Combined third-harmonic generation and four-wave mixing microscopy of tissues and embryos

Nonlinear microscopy can be used to probe the intrinsic optical properties of biological tissues. Using femtosecond pulses, third-harmonic generation (THG) and four-wave mixing (FWM) signals can be efficiently produced and detected simultaneously. Both signals probe a similar parameter, i.e. the real part of the third-order nonlinear susceptibility χ⁽³⁾. However THG and FWM images result from different phase matching conditions and provide complementary information. We analyze this complementarity using calculations, z-scan measurements on water and oils, and THG-FWM imaging of cell divisions in live zebrafish embryos. The two signals exhibit different sensitivity to sample size and clustering in the half-wavelength regime.
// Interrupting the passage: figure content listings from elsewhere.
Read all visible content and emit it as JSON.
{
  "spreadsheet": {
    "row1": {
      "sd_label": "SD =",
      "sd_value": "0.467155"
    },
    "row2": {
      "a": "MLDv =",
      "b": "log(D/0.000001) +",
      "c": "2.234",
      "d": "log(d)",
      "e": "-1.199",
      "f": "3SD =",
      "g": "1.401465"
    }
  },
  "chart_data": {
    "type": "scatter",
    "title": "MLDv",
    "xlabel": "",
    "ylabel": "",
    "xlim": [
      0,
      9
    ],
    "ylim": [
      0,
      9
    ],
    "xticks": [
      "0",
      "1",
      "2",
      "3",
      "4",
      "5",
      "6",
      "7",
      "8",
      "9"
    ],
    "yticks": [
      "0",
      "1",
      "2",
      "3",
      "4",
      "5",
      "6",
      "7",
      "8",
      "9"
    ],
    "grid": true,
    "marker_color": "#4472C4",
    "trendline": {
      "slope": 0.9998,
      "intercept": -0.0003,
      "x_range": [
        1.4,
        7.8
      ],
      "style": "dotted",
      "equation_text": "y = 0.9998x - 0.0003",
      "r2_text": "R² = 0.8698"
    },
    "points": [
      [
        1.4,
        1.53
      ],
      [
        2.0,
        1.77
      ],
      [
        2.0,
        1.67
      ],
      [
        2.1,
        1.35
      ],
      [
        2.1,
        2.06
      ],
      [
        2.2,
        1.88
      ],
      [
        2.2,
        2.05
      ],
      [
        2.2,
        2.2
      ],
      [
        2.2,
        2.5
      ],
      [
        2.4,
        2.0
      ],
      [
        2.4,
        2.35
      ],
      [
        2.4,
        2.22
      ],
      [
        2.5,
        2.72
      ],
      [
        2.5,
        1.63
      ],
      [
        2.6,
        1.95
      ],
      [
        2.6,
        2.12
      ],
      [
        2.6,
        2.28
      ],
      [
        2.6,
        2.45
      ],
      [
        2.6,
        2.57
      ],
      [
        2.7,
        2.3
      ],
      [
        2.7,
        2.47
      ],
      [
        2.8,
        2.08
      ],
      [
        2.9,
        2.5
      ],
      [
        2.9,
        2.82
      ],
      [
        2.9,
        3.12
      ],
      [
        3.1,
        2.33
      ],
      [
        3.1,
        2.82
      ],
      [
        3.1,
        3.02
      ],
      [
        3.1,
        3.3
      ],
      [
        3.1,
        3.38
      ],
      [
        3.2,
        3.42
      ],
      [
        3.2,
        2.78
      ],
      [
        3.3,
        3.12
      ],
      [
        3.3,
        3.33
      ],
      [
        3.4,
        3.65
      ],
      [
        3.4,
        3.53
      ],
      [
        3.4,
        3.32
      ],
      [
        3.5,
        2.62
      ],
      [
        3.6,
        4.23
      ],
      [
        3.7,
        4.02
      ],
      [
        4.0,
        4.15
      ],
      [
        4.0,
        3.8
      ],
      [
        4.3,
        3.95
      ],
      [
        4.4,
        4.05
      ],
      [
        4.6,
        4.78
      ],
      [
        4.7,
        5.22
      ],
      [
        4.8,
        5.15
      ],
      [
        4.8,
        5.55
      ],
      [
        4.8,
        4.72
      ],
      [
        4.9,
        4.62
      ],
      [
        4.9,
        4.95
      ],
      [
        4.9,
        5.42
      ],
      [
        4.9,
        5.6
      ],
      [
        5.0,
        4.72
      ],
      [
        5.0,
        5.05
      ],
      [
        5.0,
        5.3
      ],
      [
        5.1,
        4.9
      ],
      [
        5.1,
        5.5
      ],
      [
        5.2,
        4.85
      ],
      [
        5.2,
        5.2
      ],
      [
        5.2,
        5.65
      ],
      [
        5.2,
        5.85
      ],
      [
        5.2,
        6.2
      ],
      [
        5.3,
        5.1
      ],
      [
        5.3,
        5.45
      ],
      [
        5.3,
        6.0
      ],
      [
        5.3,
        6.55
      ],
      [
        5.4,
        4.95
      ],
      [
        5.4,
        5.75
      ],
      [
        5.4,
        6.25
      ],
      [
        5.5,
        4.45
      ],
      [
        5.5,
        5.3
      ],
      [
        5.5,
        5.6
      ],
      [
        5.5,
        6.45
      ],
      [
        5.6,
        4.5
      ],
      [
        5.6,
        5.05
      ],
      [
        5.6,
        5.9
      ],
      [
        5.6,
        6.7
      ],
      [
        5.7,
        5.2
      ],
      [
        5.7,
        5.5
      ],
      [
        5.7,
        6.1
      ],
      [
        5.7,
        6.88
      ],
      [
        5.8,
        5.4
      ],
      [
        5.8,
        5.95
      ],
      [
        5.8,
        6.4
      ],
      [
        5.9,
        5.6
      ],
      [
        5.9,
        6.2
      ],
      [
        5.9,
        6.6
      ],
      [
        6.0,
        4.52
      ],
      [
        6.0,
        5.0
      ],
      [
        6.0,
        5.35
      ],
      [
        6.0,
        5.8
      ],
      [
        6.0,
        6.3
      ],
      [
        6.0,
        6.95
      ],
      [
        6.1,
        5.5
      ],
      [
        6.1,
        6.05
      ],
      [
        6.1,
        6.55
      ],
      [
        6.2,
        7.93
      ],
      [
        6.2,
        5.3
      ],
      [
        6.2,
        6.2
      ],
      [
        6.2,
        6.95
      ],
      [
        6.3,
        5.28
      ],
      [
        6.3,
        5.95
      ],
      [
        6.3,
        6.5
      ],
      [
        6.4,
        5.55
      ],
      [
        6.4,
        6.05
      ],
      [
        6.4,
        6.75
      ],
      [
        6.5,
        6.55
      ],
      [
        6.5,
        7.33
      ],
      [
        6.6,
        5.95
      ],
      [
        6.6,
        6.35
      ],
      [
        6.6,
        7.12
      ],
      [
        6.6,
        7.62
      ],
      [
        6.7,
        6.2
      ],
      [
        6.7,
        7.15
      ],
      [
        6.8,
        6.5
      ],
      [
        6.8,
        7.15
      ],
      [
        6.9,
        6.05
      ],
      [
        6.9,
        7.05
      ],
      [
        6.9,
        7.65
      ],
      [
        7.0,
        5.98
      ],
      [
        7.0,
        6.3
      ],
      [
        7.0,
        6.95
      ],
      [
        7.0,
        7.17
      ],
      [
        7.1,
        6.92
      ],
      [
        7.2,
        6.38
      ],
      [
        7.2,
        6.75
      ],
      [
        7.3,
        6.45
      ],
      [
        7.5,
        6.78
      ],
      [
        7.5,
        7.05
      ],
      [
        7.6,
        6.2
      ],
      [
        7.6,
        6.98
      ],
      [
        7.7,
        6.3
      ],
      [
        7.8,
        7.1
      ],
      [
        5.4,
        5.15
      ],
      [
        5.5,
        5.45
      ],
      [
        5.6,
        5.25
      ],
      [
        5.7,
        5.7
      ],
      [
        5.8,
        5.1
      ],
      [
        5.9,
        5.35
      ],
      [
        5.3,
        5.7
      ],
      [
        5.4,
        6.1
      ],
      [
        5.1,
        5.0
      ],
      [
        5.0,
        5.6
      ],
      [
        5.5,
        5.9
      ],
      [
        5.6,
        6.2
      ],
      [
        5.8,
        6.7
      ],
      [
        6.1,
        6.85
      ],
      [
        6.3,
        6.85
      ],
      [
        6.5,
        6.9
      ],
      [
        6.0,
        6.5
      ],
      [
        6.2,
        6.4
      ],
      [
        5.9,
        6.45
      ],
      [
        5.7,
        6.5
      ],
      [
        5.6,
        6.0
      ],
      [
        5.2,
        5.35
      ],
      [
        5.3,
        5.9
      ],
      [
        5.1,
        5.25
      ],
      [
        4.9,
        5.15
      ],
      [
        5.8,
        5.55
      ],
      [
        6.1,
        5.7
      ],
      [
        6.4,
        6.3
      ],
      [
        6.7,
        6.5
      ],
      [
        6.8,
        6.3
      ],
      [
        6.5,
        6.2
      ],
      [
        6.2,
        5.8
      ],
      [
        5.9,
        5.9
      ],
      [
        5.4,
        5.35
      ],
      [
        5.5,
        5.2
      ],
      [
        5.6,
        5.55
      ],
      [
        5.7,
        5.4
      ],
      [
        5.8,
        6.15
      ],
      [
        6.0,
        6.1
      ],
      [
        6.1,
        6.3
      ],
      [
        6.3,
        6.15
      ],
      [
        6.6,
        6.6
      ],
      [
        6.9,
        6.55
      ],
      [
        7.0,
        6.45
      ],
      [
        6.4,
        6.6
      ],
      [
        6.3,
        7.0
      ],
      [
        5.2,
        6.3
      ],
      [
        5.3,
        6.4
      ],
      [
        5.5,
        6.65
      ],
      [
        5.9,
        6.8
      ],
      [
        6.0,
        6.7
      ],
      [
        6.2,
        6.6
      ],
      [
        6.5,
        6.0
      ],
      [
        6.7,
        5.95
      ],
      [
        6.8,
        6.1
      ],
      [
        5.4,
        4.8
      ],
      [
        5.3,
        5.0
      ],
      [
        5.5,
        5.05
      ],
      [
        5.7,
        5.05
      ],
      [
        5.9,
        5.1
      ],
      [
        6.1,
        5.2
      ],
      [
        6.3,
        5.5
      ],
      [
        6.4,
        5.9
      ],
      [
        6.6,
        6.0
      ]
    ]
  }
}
Far from resonance, THG images reveal spatial variations |Δχ⁽³⁾(-3ω;ω,ω,ω)| with remarkable sensitivity while FWM directly reflects the distribution of χ⁽³⁾(-2ω₁ + ω₂;ω₁, -ω₂, ω₁). We show that FWM images provide χ⁽³⁾ maps useful for proper interpretation of cellular THG signals, and that combined imaging carries additional structural information. Finally we present simultaneous imaging of intrinsic THG, FWM, second-harmonic (SHG) and two-photon-excited fluorescence (2PEF) signals in live Caenorhabditis elegans worms illustrating the information provided by multimodal nonlinear imaging of unstained tissue.